Don recalled one man who he arrested for bank robbery five times.

“He would usually go off to California and gamble and lose the money, then come back to the Clarksville area and rob another bank,” Don recounted. “Even after I retired and he had lost a leg to diabetes, he did it again. A one-legged man on crutches robbed a bank.”

photo of Don’s FBI memorabilia
Don’s FBI memorabilia

Another case Don remembers clearly was a jailbreak. “I was in the FBI car doing routine work when I got a call,” Don said. “‘Don,’ they said, ‘They need you in Dixon, Tennessee. The prisoners have escaped from the bowling alley.’”

The prisoners at the local state prison had maintained good behavior, allowing them to earn a trip to the bowling alley.
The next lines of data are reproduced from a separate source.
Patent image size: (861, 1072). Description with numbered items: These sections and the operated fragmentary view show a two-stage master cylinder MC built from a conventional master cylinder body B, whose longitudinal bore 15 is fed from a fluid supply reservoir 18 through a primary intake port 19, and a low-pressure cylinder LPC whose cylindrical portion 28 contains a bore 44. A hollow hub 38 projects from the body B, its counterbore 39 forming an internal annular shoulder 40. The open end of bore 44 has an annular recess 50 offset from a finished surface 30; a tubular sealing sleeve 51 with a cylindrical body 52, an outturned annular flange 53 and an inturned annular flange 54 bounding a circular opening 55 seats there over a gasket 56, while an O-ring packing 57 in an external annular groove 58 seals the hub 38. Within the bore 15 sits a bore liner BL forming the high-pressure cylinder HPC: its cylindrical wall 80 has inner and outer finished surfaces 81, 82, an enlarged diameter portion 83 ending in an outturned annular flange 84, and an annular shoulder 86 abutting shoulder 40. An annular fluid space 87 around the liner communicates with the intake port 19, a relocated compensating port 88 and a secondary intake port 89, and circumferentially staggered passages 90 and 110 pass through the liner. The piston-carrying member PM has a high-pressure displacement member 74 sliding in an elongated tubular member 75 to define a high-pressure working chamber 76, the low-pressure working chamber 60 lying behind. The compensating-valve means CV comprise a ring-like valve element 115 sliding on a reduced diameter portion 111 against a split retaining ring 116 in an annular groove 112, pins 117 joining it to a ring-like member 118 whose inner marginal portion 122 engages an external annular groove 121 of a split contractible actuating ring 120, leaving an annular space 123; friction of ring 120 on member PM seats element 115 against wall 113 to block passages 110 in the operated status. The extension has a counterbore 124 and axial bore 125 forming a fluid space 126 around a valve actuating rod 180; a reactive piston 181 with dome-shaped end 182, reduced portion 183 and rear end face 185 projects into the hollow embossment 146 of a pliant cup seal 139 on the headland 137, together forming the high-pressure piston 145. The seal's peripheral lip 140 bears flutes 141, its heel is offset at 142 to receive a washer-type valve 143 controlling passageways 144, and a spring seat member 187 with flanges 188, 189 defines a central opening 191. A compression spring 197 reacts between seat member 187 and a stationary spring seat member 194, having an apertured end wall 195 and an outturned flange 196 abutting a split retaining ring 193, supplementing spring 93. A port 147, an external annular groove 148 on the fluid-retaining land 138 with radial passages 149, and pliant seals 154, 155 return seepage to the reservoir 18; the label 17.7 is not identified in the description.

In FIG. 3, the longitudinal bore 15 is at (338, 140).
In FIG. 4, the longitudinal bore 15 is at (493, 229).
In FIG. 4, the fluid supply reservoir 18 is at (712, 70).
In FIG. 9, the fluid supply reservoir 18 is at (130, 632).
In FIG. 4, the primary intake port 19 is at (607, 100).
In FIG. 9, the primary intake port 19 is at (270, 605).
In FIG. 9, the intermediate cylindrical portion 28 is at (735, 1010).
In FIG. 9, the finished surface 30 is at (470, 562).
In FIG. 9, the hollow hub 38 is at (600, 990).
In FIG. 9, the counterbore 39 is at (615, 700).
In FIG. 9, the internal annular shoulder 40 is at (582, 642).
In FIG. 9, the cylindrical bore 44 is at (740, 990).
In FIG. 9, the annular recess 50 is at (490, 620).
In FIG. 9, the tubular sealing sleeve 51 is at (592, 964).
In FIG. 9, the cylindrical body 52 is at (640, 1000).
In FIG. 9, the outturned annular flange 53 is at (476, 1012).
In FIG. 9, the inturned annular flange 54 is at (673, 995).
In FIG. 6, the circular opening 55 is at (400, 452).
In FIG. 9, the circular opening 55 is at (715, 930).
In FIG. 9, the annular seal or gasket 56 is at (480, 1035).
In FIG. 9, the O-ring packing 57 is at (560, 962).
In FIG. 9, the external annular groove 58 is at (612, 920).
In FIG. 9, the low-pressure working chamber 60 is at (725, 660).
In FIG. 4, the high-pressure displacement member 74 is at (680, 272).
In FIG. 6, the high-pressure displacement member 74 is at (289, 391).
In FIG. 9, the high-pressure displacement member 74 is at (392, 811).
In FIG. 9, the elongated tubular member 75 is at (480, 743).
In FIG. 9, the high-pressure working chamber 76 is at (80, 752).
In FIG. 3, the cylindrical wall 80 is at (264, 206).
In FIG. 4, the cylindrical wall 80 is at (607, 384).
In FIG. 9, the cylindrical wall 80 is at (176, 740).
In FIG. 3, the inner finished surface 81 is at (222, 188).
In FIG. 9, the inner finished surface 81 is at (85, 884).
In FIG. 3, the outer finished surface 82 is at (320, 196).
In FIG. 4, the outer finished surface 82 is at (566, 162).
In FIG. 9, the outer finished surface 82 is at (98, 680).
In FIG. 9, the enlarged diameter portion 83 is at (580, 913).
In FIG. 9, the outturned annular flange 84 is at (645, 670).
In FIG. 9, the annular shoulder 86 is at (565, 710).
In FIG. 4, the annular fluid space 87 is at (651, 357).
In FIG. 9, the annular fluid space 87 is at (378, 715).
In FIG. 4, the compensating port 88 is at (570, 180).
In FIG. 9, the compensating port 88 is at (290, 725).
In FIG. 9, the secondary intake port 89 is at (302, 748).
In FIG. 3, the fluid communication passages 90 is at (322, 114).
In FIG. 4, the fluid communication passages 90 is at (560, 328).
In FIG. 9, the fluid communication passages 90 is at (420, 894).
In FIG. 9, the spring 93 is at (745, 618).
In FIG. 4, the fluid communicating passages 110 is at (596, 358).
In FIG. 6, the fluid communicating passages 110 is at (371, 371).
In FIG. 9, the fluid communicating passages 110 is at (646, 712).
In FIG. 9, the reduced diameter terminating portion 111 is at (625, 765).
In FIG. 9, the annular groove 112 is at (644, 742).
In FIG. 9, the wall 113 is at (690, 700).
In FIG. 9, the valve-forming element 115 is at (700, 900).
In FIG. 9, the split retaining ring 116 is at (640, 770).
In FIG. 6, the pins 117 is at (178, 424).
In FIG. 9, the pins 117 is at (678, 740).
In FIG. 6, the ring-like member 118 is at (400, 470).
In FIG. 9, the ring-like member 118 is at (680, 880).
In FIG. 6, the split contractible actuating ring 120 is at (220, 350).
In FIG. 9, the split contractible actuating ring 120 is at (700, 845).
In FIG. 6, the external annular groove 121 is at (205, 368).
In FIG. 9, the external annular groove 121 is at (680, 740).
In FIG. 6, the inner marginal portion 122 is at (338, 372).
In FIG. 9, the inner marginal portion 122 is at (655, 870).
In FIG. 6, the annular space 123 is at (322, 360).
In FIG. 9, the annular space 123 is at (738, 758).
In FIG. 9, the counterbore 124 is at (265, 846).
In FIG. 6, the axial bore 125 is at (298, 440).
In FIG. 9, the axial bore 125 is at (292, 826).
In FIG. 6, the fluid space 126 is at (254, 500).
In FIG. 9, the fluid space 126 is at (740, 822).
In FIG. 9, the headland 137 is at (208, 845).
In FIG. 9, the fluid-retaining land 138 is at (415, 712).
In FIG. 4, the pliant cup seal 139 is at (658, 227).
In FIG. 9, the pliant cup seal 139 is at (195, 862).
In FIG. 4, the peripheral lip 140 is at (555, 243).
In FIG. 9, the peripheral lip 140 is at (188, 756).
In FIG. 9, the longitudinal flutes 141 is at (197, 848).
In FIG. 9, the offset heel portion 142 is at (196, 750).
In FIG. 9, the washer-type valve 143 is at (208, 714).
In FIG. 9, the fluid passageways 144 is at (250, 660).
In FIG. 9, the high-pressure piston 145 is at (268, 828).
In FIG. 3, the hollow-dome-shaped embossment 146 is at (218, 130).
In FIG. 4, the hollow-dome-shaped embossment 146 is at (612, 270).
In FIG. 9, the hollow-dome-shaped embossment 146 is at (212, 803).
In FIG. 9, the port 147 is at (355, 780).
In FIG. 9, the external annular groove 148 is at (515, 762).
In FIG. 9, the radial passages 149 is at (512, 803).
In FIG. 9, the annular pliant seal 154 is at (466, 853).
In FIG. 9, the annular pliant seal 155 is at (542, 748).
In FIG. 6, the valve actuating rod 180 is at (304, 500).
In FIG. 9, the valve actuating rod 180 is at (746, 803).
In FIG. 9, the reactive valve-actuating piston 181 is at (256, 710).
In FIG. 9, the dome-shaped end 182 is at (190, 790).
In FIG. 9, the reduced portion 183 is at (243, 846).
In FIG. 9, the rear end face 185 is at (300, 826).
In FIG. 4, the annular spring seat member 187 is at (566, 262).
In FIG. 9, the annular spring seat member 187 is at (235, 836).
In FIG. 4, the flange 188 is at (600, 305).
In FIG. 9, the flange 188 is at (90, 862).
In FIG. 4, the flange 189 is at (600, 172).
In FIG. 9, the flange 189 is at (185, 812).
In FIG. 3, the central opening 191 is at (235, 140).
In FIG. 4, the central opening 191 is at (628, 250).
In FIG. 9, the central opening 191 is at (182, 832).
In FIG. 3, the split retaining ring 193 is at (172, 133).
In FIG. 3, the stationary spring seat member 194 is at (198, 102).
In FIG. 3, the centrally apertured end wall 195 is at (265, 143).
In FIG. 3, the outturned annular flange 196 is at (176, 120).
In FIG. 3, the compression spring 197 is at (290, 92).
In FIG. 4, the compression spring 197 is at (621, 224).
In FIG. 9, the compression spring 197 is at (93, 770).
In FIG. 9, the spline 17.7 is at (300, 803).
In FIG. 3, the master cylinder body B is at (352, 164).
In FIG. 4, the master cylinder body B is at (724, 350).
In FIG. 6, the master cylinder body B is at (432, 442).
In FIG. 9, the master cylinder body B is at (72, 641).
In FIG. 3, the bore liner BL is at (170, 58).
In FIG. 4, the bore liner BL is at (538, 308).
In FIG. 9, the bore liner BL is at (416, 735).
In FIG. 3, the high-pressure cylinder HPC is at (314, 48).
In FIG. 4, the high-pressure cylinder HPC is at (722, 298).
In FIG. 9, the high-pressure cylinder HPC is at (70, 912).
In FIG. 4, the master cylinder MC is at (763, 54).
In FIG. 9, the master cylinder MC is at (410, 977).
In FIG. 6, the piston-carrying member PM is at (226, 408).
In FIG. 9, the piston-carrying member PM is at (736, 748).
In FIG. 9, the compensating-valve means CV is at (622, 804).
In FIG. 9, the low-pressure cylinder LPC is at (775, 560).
An accomplice had hidden guns in the bathroom ceiling, and four of the prisoners shot their way out, stole a bowling alley employee’s car, drove to the airport, forced the airport owner at gunpoint to fly them to Arkansas, landed on a road and carjacked a car to escape.

“One of those men hid for a long time and got on the 10 Most Wanted list,” Don remembered.

At one point, Don tried out a stint as an inspector but decided the role wasn’t for him.

“I couldn’t tell my wife where I was, and I missed some important social occasions,” Don said.

Family came first, after all. Following Don, Jr., the couple had three more children: Clay, David, and Steve. Now, the family includes seven grandchildren and nine great-grandchildren.

photo of Don and Betty
Don and Betty

Don and Betty moved to Morning Pointe when Betty developed Alzheimer’s and needed more care. Don praises the staff for the dedicated care they provided her before she passed away in May 2022.

“At 93 years of age, I feel very fortunate to be a resident of Morning Pointe of Franklin, Tennessee,” Don said. “I am able to stay active by participating in the many activities offered daily. The food is excellent here. It is great to have my clothes washed and put back in place by the staff. My bed is made up each day, and the apartment is cleaned regularly, at least weekly. I can recommend Morning Pointe to anyone needing to move to a retirement home.”

Don enjoys golfing and playing card games, especially bridge. He still belongs to the Society of Former Special Agents of the FBI and enjoys attending their monthly meetings in Brentwood, Tennessee.

But his favorite is spending time with his family.

When Don was asked what he is most proud of in his life, he shared, “Marrying my wife, Betty, having our four wonderful sons, and being a Christian.”

His advice to others?

“Live a good Christian life, get an education, and go out and get a reputable job.”

Thank you, Don, for setting an example and for serving others.